April 11, 2010 the birthday of my first born. It was the most magical day of my life and was just so typical and routine. I am so not that way. I have an interesting background; I was raised by a healer, a reflexologist to be precise. My mother taught me so much. I have always avoided doctors, medication, hospitals, pretty much anything to do with western medicine. My mom taught me that my body can heal and about how to help it heal. So, I have always been very natural. When I was pregnant for the first time I really didn’t want to go to the hospital. There was no other options for me at the time, and so that is what I did, I went to the hospital.
State insurance would pay for pregnancy and birth care by a nurse-midwife in a local hospital. I knew about home birth and was very attracted to it, but that was totally out of reach for me at that point. I was young, totally reliant on the system, and didn’t know anything about birth. I did not learn about birth in childhood from my mom, or from anyone else actually. I guess it was just something that I had to learn about on my own.
The prenantal appointments were routine. Weight check, blood pressure, glucose reading, belly measurement, ultrasound. My midwife was doing her job to make sure I was healthy and baby was healthy too. I didn’t understand any of the reasons why. It was just my job to show up for the appointments. She told me to call her if I started having contractions 3-5 minutes apart. One evening I felt like I was having some pretty regular contractions, so I called. She said just relax, take a bath, it probably wasn’t labor… It wasn’t.
When the day did come, I was totally freaking out. I went into labor, went into a hospital, and was pretty scared because of it. I knew that I could have a baby, that’s what women do, but I was still scared. The night I went into labor something was definitely different, there was gooey mucusy bloody stuff. I called up the nurse-midwife and she said come on in. We called a cab and he rushed us to the hospital.

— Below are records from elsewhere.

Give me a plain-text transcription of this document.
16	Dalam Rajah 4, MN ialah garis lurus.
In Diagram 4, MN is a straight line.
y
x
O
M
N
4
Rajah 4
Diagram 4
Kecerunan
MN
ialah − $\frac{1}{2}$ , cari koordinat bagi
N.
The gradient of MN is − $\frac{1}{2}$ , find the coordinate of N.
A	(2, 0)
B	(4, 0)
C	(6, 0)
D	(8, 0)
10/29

We arrived at the hospital and I was immediately placed in a wheelchair. My legs were shaking. I had to poop. I was really uncomfortable. We got set up in the labor and delivery room, and by that I mean that the hospital staff wheeled me to my room, set an IV in my arm, and put a external fetal monitor around my contracting abdomen. So, they were set up for my labor and delivery but I was not. I should have set myself up better, but you live and you learn. I did learn, a lot.
The contractions hurt. They asked me if I wanted any pain killers. I accepted. They wanted to know if I wanted an epidural. No, I didn’t. I made it to 7 or 8 cm. dilated. I still had to poop. There were people around, I couldn’t go to the bathroom or walk at all without taking the IV bag with me. I didn’t move or go to the bathroom at all because it was all too awkward. I couldn’t handle it and asked them for the epidural. I had given in. It was all too much. I rested for a bit after the epidural was in. When it was time to push, my midwife came in. Nurses had been managing my progress until then. My legs were in stir-ups and I pushed with the guidance of the hospital staff. That lasted for about two hours. I pooped all over the hospital bed, and then I was a mother.
It wasn’t my proudest moment. I couldn’t even walk afterward because of the epidural. The staff had to help me to the bathroom and I felt like jello. I was inspired though. I thought my midwife had a pretty cool job.